The book starts with some of the simplest pattern recognition algorithms and moves on to higher levels of thought and reasoning. For the most part (not completely!) chapters 2 through 5 deal with one step pattern recognition type problems. But that is not good enough. Most problems involve doing many steps of pattern recognition and we really need to find an architecture that will do many steps of pattern recognition to solve one problem or to cope with the real world. Unfortunately not a lot can be done with this subject. What is done is to introduce the idea of a short term memory that works in conjunction with a long term memory.
Besides the architecture problem there is also the problem of how to represent thoughts within such a system. Symbol processing advocates simply propose structures of symbols. Neural networking advocates have yet to establish good methods for storing structures of thoughts (unless you consider pictures as structured objects but hardly anyone has worked on this).
This section lists some requirements for a human-like architecture including short-term and long-term memory.
The point here is that the human architecture is interrupt-driven, analog and fallible.
A short section that describes roughly how a PDP architecture can be used to simulate a symbol processing architecture.

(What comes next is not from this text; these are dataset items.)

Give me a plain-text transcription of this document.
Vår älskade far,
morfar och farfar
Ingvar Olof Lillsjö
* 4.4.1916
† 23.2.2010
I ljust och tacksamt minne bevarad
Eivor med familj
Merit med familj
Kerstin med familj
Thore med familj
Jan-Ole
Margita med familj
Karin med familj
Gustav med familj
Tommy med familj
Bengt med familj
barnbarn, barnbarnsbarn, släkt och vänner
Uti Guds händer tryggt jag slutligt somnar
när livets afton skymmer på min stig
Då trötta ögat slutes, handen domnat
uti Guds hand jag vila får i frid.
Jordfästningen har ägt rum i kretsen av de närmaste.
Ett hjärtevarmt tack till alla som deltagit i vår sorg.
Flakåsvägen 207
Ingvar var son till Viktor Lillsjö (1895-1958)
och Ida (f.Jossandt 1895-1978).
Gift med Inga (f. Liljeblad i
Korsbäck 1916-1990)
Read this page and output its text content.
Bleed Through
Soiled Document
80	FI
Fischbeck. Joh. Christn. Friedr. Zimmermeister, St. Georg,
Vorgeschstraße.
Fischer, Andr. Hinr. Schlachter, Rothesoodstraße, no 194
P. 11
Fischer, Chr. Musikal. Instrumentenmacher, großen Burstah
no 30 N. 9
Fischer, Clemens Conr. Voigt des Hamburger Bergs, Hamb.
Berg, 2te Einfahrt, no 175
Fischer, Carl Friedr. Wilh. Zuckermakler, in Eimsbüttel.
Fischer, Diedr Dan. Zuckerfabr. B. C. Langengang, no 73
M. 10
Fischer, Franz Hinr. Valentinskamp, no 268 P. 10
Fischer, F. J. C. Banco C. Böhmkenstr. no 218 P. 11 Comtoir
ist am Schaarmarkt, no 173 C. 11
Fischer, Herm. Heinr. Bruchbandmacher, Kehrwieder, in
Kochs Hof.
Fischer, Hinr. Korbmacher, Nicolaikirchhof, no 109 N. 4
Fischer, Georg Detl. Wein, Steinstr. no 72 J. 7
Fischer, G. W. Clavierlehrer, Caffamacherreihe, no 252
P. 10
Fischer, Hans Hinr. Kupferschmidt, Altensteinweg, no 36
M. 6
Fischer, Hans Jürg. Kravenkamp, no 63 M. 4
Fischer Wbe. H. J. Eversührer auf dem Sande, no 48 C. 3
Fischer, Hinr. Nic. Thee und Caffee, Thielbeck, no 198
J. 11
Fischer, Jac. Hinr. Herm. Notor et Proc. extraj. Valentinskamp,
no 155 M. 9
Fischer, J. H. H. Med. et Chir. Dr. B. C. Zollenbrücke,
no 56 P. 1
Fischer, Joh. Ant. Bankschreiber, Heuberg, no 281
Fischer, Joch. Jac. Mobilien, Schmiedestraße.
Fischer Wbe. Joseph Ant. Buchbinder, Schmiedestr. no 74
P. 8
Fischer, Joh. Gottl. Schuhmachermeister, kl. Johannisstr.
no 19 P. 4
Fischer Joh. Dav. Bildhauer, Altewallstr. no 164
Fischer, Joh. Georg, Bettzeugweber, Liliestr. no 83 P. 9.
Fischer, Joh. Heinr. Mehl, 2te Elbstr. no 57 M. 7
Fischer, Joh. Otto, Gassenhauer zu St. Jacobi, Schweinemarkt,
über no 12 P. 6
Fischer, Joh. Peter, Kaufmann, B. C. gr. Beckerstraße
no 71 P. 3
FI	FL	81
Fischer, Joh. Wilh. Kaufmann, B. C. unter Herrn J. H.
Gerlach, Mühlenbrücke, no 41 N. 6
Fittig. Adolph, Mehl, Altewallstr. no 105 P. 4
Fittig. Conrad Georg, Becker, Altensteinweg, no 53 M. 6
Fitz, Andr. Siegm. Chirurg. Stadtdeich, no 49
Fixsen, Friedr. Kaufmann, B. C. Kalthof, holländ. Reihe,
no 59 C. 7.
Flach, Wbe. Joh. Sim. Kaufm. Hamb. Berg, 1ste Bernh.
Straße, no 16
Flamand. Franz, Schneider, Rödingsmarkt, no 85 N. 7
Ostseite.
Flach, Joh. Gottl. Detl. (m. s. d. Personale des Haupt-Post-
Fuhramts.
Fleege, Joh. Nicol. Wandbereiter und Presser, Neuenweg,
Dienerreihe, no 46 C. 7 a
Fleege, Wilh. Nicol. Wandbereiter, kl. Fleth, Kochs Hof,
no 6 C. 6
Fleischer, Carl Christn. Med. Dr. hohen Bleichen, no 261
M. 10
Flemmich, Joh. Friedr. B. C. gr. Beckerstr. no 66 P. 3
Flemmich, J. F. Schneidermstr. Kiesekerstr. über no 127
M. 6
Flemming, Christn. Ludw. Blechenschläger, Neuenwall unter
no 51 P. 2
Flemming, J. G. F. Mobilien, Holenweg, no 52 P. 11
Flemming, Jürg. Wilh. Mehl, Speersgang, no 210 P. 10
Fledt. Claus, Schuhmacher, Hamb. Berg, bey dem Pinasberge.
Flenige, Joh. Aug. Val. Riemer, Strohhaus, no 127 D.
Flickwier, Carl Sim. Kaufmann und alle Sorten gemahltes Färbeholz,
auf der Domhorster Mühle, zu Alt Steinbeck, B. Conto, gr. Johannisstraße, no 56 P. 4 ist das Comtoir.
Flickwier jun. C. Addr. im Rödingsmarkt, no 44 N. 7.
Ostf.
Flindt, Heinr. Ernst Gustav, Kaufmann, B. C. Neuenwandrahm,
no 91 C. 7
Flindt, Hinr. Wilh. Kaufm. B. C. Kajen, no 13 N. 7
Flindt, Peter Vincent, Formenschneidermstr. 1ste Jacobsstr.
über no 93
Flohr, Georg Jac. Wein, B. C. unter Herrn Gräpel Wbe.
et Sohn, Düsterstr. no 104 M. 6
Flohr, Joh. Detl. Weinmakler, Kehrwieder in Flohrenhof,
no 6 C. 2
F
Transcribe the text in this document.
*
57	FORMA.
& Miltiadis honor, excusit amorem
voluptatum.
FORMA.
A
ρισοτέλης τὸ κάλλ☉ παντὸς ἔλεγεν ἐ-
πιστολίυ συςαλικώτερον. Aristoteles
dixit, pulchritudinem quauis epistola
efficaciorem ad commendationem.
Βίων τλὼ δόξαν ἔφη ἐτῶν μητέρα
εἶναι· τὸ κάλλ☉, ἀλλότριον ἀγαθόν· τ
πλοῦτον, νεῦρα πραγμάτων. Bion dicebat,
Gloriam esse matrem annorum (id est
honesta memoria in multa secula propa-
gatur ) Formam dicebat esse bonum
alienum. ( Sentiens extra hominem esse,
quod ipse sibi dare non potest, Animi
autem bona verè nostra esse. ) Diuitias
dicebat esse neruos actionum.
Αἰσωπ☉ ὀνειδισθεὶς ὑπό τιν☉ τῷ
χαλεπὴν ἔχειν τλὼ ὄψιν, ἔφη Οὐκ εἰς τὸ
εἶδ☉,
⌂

This section is largely concerned with the difficulties involved in trying to describe the world entirely with the use of symbols. I believe that Harnad is right in saying that symbols must be defined in terms of pictures, the idea of symbol grounding. The paper by Steven Harnad called, "The Symbol Grounding Problem" is a compressed text file and is available from the Ohio State neuroprose archive.
Its rather easy to store a sequence of symbols, like the words in a line of poetry, in a symbol processing format, you simply use a linked list. To do the same thing in a neural networking format you can use a recurrent network with a short-term memory and get it to "memorize" a list of words. The data for the example network that memorizes the two lines of poetry is included my backprop software.
This section considers how to store the ideas in simple sentences like "John and Mary ate cookies". This is easily done in a symbol processing framework but its not so easily done (as yet) in a neural networking format. This section contains a few of the many ways of storing structured thoughts that have been proposed. I doubt that any of them, not the neural and not the symbolic are the "right" one, the one that people use. If you wonder why I'm obsessed with finding out what people do its because I suspect whatever people are doing in terms of storing and using information is rather clever. After we find out what is going on we may be able to apply the principles somewhat differently in an artificial system. MacLennan commented on some neural methods that are essentially neural implementations of symbolic methods by saying they are "just putting a fresh coat of paint on old, rotting theories".
The RAAM articles by Jordan Pollack are online, first "Implications of Recursive Distributed Representations" from the Ohio State neuroprose archive and second "Recursive Distributed Representations" from the Ohio State neuroprose archive. RAAM is a cute idea but I have to wonder whether its realistic or not.
A variation on RAAM called SRAAM for Sequential RAAM turns trees into a linear list and then stores the list in a RAAM-like procedure. See the article "Tail-Recursive Distributed Representations and Simple Recurrent Networks" by Stan C. Kwasny and Barry L. Kalman available by http from: Washington University in St. Louis. This is not covered in the book.
A newer scheme that may be more realistic and which I don't cover in this section is in the article "Holographic Reduced Representations", by Tony Plate, published in the May 1995 IEEE Transactions on Neural Networks and also online from the University of Toronto. Actually if you FTP to Tony Plate's directory at the University of Toronto you'll find this topic comes in documents of various sizes including a whole thesis.
This section describes these traditional AI data structures. You could make a case that scripts ought to be left until chapter 10 on natural language but since they involve data structuring they also fit in here. Chapter 10 does do more with scripts and I don't do the neural version of scripts here, I leave that for chapter 10.